The United States is "at war" with the Islamic State of Iraq and Syria (ISIS), White House and Pentagon officials said Friday, marking a significant departure from the more cautious rhetoric President Obama and Secretary of State John Kerry used earlier this week.
“This is not the Iraq War of 2002, but make no mistake, we know we are at war with ISIL,” Pentagon press secretary Rear Adm. John Kirby said during a briefing Friday afternoon, using an alternate name for the Islamic militant group that has seized territory throughout Iraq and Syria.

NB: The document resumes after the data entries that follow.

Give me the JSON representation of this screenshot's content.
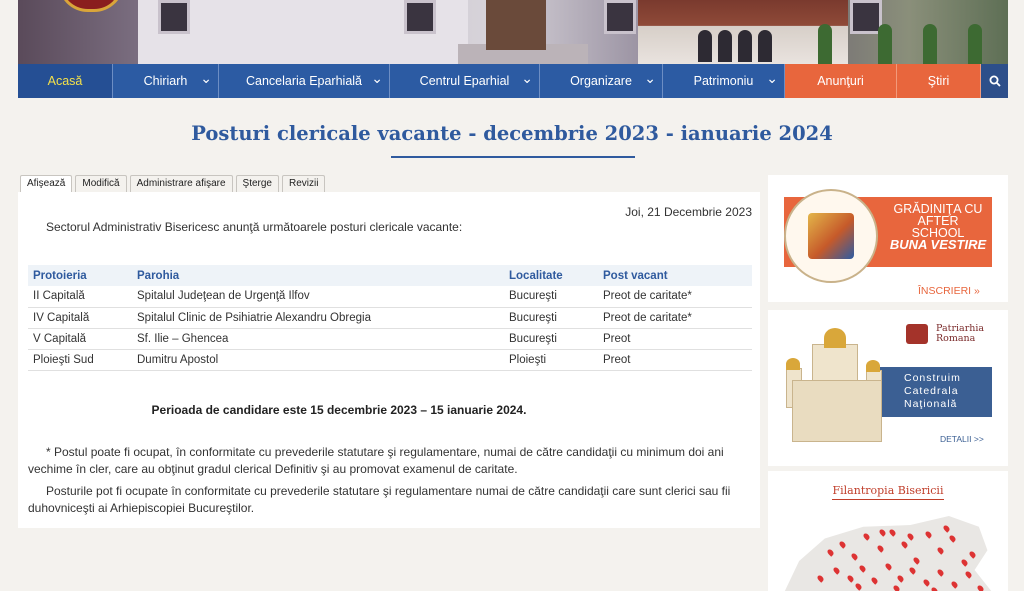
{
  "nav": {
    "items": [
      {
        "label": "Acasă",
        "active": true,
        "dropdown": false,
        "style": "blue"
      },
      {
        "label": "Chiriarh",
        "active": false,
        "dropdown": true,
        "style": "blue"
      },
      {
        "label": "Cancelaria Eparhială",
        "active": false,
        "dropdown": true,
        "style": "blue"
      },
      {
        "label": "Centrul Eparhial",
        "active": false,
        "dropdown": true,
        "style": "blue"
      },
      {
        "label": "Organizare",
        "active": false,
        "dropdown": true,
        "style": "blue"
      },
      {
        "label": "Patrimoniu",
        "active": false,
        "dropdown": true,
        "style": "blue"
      },
      {
        "label": "Anunţuri",
        "active": false,
        "dropdown": false,
        "style": "orange"
      },
      {
        "label": "Ştiri",
        "active": false,
        "dropdown": false,
        "style": "orange"
      }
    ],
    "search_icon": "search-icon"
  },
  "page": {
    "title": "Posturi clericale vacante - decembrie 2023 - ianuarie 2024"
  },
  "tabs": [
    {
      "label": "Afişează",
      "active": true
    },
    {
      "label": "Modifică",
      "active": false
    },
    {
      "label": "Administrare afişare",
      "active": false
    },
    {
      "label": "Şterge",
      "active": false
    },
    {
      "label": "Revizii",
      "active": false
    }
  ],
  "article": {
    "date": "Joi, 21 Decembrie 2023",
    "intro": "Sectorul Administrativ Bisericesc anunţă următoarele posturi clericale vacante:",
    "table": {
      "headers": [
        "Protoieria",
        "Parohia",
        "Localitate",
        "Post vacant"
      ],
      "rows": [
        [
          "II Capitală",
          "Spitalul Judeţean de Urgenţă Ilfov",
          "Bucureşti",
          "Preot de caritate*"
        ],
        [
          "IV Capitală",
          "Spitalul Clinic de Psihiatrie Alexandru Obregia",
          "Bucureşti",
          "Preot de caritate*"
        ],
        [
          "V Capitală",
          "Sf. Ilie – Ghencea",
          "Bucureşti",
          "Preot"
        ],
        [
          "Ploieşti Sud",
          "Dumitru Apostol",
          "Ploieşti",
          "Preot"
        ]
      ]
    },
    "period": "Perioada de candidare este 15 decembrie 2023 – 15 ianuarie 2024.",
    "note1": "* Postul poate fi ocupat, în conformitate cu prevederile statutare şi regulamentare, numai de către candidaţii cu minimum doi ani vechime în cler, care au obţinut gradul clerical Definitiv şi au promovat examenul de caritate.",
    "note2": "Posturile pot fi ocupate în conformitate cu prevederile statutare şi regulamentare numai de către candidaţii care sunt clerici sau fii duhovniceşti ai Arhiepiscopiei Bucureştilor."
  },
  "sidebar": {
    "kindergarten": {
      "line1": "GRĂDINIŢA CU",
      "line2": "AFTER",
      "line3": "SCHOOL",
      "line4": "BUNA VESTIRE",
      "cta": "ÎNSCRIERI »"
    },
    "cathedral": {
      "patriarchy_line1": "Patriarhia",
      "patriarchy_line2": "Romana",
      "band_line1": "Construim",
      "band_line2": "Catedrala",
      "band_line3": "Naţională",
      "more": "DETALII >>"
    },
    "philanthropy": {
      "title": "Filantropia Bisericii"
    }
  },
  "colors": {
    "nav_blue": "#2c5ba3",
    "accent_orange": "#e8663d",
    "title_blue": "#2f5a9e",
    "active_nav_text": "#f4e04a"
  }
}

He qualified that the U.S. is at war “in the same way we are at war and continue to be at war with al Qaida and its affiliates.”
White House press secretary Josh Earnest echoed that language in a separate briefing moments later, acknowledging that the U.S. is "at war" with ISIS in the same way it is with al Qaida.

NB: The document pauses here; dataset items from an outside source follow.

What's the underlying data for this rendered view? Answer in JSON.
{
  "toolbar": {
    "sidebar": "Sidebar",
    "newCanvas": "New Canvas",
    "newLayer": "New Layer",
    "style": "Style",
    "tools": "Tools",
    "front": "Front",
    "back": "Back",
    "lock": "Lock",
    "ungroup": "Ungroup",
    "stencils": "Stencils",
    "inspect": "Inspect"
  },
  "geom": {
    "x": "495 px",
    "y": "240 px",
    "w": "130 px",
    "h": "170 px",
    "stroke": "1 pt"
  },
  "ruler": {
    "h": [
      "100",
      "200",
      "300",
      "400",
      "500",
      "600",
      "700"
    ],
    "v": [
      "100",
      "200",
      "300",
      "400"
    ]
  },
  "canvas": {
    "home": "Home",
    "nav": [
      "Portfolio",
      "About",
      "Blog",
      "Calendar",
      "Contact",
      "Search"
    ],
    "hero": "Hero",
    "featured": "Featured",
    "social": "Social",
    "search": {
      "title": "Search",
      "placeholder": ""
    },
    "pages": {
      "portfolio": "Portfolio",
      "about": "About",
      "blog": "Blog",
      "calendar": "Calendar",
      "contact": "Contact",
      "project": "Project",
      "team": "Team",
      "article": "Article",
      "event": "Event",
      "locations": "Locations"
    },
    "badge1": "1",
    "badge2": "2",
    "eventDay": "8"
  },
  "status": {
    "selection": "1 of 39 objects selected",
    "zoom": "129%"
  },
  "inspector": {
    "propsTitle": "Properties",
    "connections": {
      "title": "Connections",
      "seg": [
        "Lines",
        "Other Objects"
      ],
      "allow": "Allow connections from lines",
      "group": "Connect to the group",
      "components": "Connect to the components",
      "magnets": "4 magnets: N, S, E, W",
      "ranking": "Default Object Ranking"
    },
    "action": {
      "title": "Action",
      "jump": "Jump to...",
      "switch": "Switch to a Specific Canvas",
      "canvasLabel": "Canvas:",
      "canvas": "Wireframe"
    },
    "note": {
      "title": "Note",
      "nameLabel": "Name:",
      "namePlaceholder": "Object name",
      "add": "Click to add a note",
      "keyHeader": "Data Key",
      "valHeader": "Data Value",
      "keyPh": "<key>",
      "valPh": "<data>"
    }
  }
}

Both comments come less than a day after Secretary of State John Kerry explicitly told ABC News that the nation was not at war with the militant group.
“Look, we’re engaged in a counterterrorism operation of a significant order,” Kerry said in response to a question about whether the evolving military campaign constituted a war. “I think ‘war’ is the wrong reference term with respect to that, but obviously it involves kinetic military action.”
The mixed messages come on the heels of the president's prime time address Wednesday night outlining his strategy to “degrade and ultimately destroy” ISIS. Obama was careful in his speech not to call the planned expansion of military operations a war, instead labeling the mission a "sustained counterterrorism strategy."
Although he did not say he would seek congressional approval for the strikes, Obama called on Congress to fund arms for moderate Syrian rebels who opposed both ISIS and the Assad regime. The president also announced he would send an additional 475 U.S. service members to Iraq to support Iraqi and Kurdish forces, though he promised that "American forces will not have a combat mission -- we will not get dragged into another ground war in Iraq."
The ambiguous distinction between war and counterterrorism, and between combat troops and armed military personnel assigned to provide "training, intelligence and equipment," reflects the ambivalence of a president elected in part on the back of his forceful opposition to the Iraq War. Obama, who was once on track to have ended two drawn-out wars in the Middle East, now finds himself on the brink of launching a third.
Lawmakers on both sides of the aisle have reservations as well. While an NBC News/Wall Street Journal poll this week found a majority of Americans -- 61% -- say military action against ISIS is in the nation's interest, several high-profile Democrats balked at the prospective cost or were insulted that Obama said he didn't need congressional approval. On the right, Republicans hammered the president for the limits he placed on the campaign against ISIS, particularly his pledge that he would not put U.S. boots on the ground.